For each $n\in\mathbb{N}$ show that $$ \gcd(3^{n}+5^{n+1},3^{n+1}+5^{n})=2\text{ or } 14. $$

I tried induction but I got stuck.

Answer 1

They are both odd, so their gcd is even. Moreover \begin{align} \gcd(3^n+5^{n+1},3^{n+1}+5^n)&=\gcd(3^n+5^{n+1}-5(3^{n+1}+5^n),3^{n+1}+5^n)\\ &=\gcd(3^n (1-3\cdot 5),3^{n+1}+5^n) \\ &=\gcd(3^n \cdot 14,3^{n+1}+5^n) \\ &=\gcd(14,3^{n+1}+5^n) \end{align} divides $14$. So it can be only $2$ or $14$.

Answer 2

HINT

Use that for $k\in \mathbb{Z}$ $\quad\gcd(a,b)=\gcd(a,b-ka)$.

Answer 3

It's $\,\overbrace{(3a\!+\!b,a\!+\!5b)}^{\Large\ \ a,b\ =\ 3^n,5^{n+1}}\!\mid \color{#c00}{14}(a,b)=14\,$ by here, since $\ \begin{align} a&\mapsto\, 3a\!+b\\ b&\mapsto \ a\!+\!5b\end{align}\ $ has det $= 3(5)-1(1) = \color{#c00}{14}$

$a,b$ are odd so the gcd is even, so only the factors $2,14$ of $14$ are possible.

Answer 4

Let $g=\gcd(3^{n}+5^{n+1},3^{n+1}+5^{n})$.

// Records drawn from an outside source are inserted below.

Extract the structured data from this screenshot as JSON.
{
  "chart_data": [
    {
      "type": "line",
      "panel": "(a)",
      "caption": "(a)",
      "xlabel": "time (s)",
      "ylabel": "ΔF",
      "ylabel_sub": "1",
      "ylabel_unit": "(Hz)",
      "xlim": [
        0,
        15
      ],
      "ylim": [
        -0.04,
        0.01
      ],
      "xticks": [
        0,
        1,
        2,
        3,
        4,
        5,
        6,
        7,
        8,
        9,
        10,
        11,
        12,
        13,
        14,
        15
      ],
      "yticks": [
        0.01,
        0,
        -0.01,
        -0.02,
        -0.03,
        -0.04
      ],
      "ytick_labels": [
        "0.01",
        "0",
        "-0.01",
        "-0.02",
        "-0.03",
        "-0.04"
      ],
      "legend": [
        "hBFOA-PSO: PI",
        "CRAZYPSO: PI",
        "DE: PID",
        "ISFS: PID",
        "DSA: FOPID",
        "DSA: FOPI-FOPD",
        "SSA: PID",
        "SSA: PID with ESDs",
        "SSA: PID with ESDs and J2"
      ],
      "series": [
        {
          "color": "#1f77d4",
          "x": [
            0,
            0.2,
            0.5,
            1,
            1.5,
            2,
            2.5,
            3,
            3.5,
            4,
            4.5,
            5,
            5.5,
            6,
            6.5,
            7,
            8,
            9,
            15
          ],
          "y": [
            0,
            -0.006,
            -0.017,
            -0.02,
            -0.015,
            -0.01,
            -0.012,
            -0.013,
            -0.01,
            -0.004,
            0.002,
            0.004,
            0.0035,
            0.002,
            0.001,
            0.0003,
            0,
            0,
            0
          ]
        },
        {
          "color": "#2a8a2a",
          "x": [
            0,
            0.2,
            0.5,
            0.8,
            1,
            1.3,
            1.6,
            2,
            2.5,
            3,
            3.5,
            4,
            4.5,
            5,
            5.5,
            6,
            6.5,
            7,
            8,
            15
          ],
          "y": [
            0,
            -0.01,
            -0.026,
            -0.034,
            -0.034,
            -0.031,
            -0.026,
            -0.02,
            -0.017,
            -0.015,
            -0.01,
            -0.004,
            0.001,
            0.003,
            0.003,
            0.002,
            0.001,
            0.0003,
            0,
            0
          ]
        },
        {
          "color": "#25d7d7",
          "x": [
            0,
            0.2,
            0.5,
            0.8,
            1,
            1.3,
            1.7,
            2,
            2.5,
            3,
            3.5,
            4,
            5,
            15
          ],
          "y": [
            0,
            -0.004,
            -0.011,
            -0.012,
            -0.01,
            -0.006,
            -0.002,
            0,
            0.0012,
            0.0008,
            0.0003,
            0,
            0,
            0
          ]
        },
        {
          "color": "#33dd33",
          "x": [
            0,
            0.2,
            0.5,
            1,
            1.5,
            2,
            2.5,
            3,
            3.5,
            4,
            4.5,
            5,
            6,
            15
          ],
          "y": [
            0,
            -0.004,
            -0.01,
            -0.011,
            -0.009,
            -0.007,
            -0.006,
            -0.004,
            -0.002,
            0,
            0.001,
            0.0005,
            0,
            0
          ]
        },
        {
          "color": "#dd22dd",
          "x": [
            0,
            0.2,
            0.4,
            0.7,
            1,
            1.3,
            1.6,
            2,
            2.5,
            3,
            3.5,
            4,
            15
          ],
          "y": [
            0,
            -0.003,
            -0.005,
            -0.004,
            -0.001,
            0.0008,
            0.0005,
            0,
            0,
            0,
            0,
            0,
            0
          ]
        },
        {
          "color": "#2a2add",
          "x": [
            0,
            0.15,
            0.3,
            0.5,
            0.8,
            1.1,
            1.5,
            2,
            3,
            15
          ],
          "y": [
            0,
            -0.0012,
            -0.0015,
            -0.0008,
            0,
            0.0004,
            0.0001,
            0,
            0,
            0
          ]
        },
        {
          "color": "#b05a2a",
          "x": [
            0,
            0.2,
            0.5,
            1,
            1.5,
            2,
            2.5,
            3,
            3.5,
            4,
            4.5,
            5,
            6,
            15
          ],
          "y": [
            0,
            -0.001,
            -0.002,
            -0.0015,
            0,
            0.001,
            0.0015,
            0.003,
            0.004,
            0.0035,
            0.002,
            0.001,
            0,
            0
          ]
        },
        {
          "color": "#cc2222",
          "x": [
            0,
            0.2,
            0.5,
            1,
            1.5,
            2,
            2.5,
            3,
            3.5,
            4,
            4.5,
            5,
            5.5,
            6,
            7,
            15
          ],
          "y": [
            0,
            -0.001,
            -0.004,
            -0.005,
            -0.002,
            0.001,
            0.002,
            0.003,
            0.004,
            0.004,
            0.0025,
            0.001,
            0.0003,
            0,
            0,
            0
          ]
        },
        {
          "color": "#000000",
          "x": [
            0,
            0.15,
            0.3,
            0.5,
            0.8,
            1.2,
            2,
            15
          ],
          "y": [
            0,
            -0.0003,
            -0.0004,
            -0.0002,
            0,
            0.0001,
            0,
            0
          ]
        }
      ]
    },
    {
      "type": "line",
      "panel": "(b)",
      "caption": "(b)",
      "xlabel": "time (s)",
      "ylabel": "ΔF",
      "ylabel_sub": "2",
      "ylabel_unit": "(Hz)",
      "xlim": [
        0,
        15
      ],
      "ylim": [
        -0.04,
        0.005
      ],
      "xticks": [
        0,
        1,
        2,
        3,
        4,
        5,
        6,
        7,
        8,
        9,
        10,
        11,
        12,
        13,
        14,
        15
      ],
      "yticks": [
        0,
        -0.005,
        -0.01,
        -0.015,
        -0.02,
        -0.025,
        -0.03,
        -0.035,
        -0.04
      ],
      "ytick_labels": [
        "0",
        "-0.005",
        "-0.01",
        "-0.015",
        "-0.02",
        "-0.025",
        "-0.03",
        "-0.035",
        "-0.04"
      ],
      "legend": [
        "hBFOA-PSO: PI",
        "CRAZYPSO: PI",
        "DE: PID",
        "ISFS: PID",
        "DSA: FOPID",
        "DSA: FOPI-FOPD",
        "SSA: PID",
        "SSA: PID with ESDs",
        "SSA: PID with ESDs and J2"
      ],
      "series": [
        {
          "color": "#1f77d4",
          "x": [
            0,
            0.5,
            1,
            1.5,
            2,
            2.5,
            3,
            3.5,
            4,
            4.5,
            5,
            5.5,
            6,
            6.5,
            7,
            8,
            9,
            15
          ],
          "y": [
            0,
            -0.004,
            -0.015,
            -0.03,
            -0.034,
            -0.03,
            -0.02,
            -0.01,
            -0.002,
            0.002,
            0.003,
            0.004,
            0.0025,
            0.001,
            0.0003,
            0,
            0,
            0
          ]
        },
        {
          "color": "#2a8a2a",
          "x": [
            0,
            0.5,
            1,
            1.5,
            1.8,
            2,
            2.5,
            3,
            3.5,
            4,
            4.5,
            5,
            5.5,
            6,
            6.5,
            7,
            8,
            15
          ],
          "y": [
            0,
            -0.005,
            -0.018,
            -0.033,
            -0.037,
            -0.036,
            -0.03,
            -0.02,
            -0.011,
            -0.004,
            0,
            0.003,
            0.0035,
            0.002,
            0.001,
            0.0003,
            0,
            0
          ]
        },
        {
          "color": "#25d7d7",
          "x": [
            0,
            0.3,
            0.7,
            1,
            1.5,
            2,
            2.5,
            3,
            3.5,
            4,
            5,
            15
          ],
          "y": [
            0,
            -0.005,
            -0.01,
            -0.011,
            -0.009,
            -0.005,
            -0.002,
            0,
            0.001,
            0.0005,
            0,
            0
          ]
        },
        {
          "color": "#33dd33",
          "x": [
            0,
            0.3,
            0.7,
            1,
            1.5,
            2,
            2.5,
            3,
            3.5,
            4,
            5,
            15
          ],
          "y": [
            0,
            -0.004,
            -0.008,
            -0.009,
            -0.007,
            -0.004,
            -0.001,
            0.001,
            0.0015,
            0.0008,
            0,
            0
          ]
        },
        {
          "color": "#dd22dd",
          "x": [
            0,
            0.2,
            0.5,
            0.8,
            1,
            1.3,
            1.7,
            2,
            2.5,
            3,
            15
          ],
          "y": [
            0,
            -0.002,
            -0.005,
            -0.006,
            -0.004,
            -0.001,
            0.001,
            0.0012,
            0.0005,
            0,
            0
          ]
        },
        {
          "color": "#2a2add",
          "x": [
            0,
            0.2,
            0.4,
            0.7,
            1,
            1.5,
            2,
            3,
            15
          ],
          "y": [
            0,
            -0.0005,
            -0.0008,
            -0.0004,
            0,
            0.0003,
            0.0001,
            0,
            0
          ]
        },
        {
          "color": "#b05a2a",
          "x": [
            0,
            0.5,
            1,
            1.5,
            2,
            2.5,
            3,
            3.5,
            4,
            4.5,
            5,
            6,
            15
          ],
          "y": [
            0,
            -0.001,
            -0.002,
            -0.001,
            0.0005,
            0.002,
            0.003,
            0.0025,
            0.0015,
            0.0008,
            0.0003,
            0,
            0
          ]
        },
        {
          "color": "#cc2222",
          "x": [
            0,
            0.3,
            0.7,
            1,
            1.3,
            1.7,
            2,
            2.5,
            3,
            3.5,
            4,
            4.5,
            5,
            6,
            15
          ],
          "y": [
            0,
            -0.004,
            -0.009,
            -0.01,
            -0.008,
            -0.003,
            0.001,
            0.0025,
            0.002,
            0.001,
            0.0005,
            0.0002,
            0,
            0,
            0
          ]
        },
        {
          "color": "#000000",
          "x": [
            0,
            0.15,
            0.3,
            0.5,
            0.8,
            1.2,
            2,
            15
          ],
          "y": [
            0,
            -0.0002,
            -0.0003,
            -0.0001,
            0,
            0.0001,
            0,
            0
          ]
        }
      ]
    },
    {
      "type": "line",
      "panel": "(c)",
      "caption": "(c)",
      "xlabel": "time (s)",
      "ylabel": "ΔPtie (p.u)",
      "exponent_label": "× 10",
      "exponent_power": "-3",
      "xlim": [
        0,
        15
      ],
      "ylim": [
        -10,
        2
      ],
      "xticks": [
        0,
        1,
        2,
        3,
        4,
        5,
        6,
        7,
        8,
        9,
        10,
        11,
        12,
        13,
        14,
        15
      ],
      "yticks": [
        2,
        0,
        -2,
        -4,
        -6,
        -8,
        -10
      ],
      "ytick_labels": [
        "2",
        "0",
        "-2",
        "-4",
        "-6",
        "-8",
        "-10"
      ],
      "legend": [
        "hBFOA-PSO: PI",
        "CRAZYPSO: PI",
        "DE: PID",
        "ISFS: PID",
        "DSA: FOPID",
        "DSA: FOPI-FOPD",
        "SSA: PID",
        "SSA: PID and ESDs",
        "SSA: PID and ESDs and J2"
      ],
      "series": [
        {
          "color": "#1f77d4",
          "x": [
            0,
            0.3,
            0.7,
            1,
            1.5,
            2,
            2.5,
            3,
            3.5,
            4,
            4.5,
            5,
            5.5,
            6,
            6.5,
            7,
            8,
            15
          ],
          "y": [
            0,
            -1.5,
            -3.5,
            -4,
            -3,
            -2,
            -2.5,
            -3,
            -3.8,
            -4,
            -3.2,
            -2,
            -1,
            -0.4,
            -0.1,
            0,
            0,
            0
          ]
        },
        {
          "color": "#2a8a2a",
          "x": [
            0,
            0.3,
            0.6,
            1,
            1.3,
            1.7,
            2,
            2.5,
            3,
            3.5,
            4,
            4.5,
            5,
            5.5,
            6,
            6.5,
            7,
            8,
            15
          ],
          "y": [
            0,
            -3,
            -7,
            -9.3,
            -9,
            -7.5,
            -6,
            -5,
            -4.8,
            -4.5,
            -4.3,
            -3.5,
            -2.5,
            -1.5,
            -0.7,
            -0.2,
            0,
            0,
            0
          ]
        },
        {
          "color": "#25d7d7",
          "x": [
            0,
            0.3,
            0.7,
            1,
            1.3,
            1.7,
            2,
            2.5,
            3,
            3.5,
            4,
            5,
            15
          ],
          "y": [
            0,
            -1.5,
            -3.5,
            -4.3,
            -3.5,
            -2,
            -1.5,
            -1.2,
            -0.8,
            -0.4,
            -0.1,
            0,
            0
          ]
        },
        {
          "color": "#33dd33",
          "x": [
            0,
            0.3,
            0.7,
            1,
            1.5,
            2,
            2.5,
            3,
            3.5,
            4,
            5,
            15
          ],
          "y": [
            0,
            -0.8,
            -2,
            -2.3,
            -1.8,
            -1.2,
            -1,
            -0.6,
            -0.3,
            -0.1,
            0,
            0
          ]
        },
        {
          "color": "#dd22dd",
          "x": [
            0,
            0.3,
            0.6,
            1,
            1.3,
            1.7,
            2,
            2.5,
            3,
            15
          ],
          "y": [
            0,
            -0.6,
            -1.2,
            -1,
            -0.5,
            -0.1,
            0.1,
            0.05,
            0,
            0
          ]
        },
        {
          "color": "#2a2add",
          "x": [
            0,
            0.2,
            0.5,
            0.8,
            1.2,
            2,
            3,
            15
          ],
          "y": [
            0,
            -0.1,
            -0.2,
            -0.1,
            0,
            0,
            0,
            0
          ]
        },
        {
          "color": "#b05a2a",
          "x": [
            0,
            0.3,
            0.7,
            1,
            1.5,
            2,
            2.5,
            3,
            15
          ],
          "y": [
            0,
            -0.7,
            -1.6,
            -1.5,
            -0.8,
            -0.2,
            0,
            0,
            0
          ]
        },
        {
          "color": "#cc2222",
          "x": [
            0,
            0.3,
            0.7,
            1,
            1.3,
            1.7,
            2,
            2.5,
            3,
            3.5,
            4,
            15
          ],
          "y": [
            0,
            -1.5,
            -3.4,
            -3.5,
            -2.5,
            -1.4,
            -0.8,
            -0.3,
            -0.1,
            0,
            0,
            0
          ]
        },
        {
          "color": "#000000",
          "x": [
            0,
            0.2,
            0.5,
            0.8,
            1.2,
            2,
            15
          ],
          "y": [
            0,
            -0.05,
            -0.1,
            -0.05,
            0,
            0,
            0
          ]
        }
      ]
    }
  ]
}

Then $g\mid 3^{n}+5^{n+1}$ and $g\mid 3^{n+1}+5^{n}$ so $$g\mid 3(3^{n}+5^{n+1})-(3^{n+1}+5^{n})= 5^n\cdot 14$$

Since $5\nmid g$ we have $g\in\{1,2,7,14\}$. Since bot expressions are even we can rule out $1$ and $7$.